NOTA DO CRÍTICO
Em quatro anos, a evolução foi notável. De um canal no YouTube para compartilhar músicas compostas no celular, o pernambucano IVYSON passou para um álbum devidamente produzido. Assim se fez O Outro Lado do Rio, seu disco de estreia no universo fonográfico brasileiro.
A neve cai do lado de fora. Olhando da janela embaçada do trem, o visual é pálido e sem vida. As árvores sem folhas e cobertas por densas camadas de gelo são o espelho do interior da personagem sentado em uma das cabines da locomotiva. Com a cabeça apoiada em uma das mãos, ela evidencia um olhar vazio, mas de evidente tristeza imergida em uma espécie de torpor. Esse é o cenário que se desenha através da melancólica melodia criada pelo violão de IVYSON. Eis que o músico presenteia tal ambiente com um timbre adocicado com raspas de um grave que, com seu sotaque nordestino, imputa um realçador de sabor à sonoridade. Com sutileza e uma curiosa maciez, ele vai caminhando por um ambiente indie que flerta com o folk de maneira introspectiva. Importante notar que, a canção assume contornos transcendentais embriagantes que, com o auxílio da guitarra de Edmilton Souza, cujos riffs se pronunciam com uma postura educada como se fosse um amigo oferecendo um ombro de compreensão, injetam uma curiosa sensação de bem-estar. De refrão monossilábico nos moldes do pop, Quando Não Havia Mais Ninguém surpreende o ouvinte por apresentar uma quebra rítmica na metade de sua execução que levanta o contágio a partir do compasso alegre da bateria e da cadência vocal assumida pelo cantor. No que se refere ao lirismo, Quando Não Havia Mais Ninguém apresenta um personagem imerso em um estado de profunda depressão que encontrou esperança, alegria e positividade a partir da figura de um alguém que conquistou seu coração. Portanto, é uma música que trata propriamente do senso de esperança, da perseverança e do poder do emocional. É sobre enxergar no amanhã a possibilidade de um recomeço.
O corpo está submerso levitando na densidade da água. A luz do dia ilumina os cabelos ondulantes e evidencia as curvas da silhueta através da sombra que se forma no chão. Existe calmaria e um silêncio tão pacificador que chega a ser inquietante. Esse é o ambiente cenográfico formado através das notas aveludadas e entorpecidas do teclado de Viktor Judah.

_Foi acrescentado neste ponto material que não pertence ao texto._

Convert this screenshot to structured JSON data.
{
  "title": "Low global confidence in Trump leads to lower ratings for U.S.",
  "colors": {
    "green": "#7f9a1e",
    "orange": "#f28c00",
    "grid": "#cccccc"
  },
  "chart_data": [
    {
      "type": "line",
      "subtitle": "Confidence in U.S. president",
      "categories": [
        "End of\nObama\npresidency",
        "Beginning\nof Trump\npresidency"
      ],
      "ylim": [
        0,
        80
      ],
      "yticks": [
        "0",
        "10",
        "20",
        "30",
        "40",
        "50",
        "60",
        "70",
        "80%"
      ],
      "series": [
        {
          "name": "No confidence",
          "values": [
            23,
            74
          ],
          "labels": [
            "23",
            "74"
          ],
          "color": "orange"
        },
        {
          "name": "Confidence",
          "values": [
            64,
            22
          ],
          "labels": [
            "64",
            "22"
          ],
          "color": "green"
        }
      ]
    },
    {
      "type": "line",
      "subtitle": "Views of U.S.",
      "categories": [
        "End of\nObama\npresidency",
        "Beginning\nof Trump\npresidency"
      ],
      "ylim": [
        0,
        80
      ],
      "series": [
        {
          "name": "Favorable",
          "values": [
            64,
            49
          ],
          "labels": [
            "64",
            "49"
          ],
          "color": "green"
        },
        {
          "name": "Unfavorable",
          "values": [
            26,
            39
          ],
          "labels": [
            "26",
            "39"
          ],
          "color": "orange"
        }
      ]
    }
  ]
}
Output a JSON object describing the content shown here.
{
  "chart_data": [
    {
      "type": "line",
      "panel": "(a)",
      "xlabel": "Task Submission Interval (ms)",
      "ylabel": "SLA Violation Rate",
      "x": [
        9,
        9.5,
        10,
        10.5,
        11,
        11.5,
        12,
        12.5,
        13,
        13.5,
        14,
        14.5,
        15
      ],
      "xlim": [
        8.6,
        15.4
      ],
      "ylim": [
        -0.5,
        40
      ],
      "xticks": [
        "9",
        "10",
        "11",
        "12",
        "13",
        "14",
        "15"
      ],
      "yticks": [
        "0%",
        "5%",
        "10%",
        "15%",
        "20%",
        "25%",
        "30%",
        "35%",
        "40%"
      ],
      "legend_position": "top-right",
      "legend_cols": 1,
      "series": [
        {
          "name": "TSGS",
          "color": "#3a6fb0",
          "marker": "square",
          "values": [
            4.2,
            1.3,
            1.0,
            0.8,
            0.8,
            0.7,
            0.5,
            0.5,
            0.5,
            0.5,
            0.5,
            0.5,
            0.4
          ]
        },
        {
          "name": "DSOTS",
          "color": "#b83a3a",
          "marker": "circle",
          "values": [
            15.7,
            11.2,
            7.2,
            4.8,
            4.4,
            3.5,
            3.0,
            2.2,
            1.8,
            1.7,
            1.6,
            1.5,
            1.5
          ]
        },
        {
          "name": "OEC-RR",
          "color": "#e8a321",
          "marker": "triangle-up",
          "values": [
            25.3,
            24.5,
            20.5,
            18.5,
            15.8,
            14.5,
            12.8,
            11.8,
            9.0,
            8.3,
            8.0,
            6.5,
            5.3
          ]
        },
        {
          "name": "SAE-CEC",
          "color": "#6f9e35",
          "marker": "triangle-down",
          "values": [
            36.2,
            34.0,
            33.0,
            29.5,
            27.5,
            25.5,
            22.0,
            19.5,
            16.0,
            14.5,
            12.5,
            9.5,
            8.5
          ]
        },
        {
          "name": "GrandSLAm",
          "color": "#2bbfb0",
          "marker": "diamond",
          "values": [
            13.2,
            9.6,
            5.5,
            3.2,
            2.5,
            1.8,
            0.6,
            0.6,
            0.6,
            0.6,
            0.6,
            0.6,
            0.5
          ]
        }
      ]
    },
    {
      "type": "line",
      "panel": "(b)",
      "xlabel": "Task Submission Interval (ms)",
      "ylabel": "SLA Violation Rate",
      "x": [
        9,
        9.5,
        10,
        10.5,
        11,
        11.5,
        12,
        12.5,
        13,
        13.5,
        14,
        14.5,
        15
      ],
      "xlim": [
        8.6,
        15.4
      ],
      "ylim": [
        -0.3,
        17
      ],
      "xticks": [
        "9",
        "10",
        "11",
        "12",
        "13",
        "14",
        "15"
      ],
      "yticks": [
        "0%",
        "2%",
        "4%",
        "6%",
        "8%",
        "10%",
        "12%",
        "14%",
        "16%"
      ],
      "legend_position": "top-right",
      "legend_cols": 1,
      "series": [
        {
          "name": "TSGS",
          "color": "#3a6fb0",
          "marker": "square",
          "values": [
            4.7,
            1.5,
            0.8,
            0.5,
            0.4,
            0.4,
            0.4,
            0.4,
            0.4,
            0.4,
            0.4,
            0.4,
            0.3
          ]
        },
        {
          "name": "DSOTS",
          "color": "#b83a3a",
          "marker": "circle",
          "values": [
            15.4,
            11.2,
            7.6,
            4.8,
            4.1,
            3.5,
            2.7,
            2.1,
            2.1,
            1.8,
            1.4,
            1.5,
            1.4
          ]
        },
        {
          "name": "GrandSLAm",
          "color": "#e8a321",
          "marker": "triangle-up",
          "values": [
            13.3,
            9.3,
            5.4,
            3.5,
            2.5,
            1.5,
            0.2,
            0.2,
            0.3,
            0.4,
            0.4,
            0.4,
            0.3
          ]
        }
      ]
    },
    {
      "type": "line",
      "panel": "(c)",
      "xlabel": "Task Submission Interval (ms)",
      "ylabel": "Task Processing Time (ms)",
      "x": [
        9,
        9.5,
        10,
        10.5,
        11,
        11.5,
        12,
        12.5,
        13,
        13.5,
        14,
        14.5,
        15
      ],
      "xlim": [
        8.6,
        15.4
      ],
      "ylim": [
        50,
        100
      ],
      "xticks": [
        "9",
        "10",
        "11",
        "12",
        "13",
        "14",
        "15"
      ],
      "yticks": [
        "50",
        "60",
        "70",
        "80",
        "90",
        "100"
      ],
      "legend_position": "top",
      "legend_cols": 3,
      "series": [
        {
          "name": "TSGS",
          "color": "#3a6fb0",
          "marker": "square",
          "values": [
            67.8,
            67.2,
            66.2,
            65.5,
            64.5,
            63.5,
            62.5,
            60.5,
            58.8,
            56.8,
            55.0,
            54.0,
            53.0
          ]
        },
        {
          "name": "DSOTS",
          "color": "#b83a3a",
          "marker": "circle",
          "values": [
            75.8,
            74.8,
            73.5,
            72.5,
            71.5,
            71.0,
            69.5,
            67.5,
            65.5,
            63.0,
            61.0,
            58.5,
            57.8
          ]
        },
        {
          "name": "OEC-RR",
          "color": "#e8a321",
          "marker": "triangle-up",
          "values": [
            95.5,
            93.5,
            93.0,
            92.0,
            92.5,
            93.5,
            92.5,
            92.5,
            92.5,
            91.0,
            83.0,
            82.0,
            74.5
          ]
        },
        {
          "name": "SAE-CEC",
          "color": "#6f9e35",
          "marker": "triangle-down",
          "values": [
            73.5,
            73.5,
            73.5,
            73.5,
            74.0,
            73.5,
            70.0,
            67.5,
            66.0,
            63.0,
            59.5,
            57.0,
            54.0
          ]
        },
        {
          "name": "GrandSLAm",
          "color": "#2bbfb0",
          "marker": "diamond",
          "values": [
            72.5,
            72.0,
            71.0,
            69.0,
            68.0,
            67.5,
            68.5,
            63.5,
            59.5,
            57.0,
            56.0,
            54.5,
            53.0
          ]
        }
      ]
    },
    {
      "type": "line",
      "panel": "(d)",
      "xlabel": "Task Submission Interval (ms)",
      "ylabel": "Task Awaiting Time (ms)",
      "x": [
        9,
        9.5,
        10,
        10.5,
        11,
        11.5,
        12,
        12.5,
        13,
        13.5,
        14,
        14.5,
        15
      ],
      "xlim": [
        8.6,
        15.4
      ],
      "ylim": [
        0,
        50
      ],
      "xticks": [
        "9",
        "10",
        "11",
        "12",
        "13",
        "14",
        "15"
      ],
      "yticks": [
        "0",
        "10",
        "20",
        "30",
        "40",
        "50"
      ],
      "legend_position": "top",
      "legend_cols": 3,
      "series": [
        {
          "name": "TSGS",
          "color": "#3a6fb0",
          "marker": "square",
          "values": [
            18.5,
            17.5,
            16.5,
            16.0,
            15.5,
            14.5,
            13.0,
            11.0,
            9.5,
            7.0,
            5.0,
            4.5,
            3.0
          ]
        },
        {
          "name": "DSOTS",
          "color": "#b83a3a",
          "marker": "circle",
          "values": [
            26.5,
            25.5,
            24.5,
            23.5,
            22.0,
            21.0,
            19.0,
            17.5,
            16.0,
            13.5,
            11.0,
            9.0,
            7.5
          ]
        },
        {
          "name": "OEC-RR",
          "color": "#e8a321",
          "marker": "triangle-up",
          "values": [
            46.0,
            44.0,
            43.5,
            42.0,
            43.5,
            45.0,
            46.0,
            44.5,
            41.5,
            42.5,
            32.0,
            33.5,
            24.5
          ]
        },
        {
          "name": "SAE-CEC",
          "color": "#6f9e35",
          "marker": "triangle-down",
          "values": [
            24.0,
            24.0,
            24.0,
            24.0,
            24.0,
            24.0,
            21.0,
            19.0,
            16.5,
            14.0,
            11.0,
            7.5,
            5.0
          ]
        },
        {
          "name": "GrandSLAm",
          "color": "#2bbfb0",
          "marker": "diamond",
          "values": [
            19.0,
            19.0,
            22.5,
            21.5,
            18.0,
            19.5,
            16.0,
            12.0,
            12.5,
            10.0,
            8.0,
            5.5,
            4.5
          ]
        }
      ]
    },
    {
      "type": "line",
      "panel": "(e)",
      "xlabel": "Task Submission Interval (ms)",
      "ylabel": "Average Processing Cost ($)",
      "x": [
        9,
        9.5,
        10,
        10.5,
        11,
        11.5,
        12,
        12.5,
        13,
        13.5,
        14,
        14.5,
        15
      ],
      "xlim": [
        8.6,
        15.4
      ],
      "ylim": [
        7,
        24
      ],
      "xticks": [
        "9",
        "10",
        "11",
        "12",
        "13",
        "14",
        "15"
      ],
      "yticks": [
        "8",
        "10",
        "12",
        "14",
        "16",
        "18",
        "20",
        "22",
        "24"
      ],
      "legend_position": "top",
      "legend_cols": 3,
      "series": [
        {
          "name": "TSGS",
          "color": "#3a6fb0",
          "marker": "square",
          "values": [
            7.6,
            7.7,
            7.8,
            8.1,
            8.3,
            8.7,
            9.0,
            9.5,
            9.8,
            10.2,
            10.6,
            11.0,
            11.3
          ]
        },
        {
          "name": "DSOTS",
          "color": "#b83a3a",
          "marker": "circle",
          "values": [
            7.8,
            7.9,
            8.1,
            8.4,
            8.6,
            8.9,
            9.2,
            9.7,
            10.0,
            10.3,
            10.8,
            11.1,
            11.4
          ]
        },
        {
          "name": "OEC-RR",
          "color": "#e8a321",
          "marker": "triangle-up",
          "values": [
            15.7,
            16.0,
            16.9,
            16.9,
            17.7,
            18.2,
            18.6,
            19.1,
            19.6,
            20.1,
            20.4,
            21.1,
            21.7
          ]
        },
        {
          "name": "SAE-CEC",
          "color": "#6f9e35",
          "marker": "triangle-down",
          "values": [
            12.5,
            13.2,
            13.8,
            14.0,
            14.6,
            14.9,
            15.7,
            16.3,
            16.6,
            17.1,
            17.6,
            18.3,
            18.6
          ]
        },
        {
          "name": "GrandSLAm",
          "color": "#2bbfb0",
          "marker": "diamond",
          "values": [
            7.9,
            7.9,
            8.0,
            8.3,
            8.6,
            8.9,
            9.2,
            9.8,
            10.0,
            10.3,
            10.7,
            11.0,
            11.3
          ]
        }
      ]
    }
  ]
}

Junto a ele, o violão de IVYSON cria um movimento levemente swingado à melodia ainda em construção, o que promove uma maciez quase tangível. A forma como o cantor surge interpretando o conteúdo lírico faz com que a sonoridade crie uma estética de mantra espiritual que exala uma reenergização a partir da calma, da tranquilidade e da sutileza. Eis que, no despertar da segunda estrofe, uma voz levemente rouca, com fundos de um agudo floral e uma embrionário grave passa a acompanhar o vocalista como uma espécie de personagem quase onipresente. É Gabi Farias introduzindo maiores doses de sutileza à melodia e repentes de uma bela e engrandecedora harmonia nos momentos de coro. Construindo um ambiente romanceado com raspas de uma delicada sensualidade, os cantores ajudam a fazer de Constelações uma canção de beleza minimalista. Não por acaso, Constelações é uma canção de lirismo propriamente romântico, mas cujo enredo relata as eventuais disfunções existentes em um relacionamento. E nesse sentido, IVYSON e Gabi ressaltam a saudade, a dúvida, a tristeza, mas tendo no cerne de cada respectivo sentimento o carinho e o amor.
Sem instrumental, a canção se inicia logo com os vocais de IVYSON introduzindo a cadência melódica. Acelerada, animada e com toques de uma sensualidade tímida, ela possui como coadjuvante as notas agudas do teclado que imputam cores sóbrias à paleta que compõe o quadro cenográfico da canção. Com base na batida do reggaeton, existe bum ar tropical colocado através da movimentação das cordas do violão de Giovanna Póvoas, as quais misturam o frescor e educação da MPB. Com auxílio do timbre igualmente suave e de forte sotaque nordestino de Mathias, IVYSON narra um enredo que, assim como o de Quando Não Havia Mais Ninguém, traz uma espécie de romance na transformação da forma como a vida é vista. Com o auxílio de outro alguém, o personagem central cria consciência não só da beleza da vida, mas se educa a vivenciar cada momento de maneira intensa. Me Chama Pra Dançar é romance, é vida, é intensidade, é entrega. É uma música que ensina a valorizar as pequenas coisas e entender que, mesmo a vida não sendo perfeita, ela tem suas belezas que merecem ser admiradas.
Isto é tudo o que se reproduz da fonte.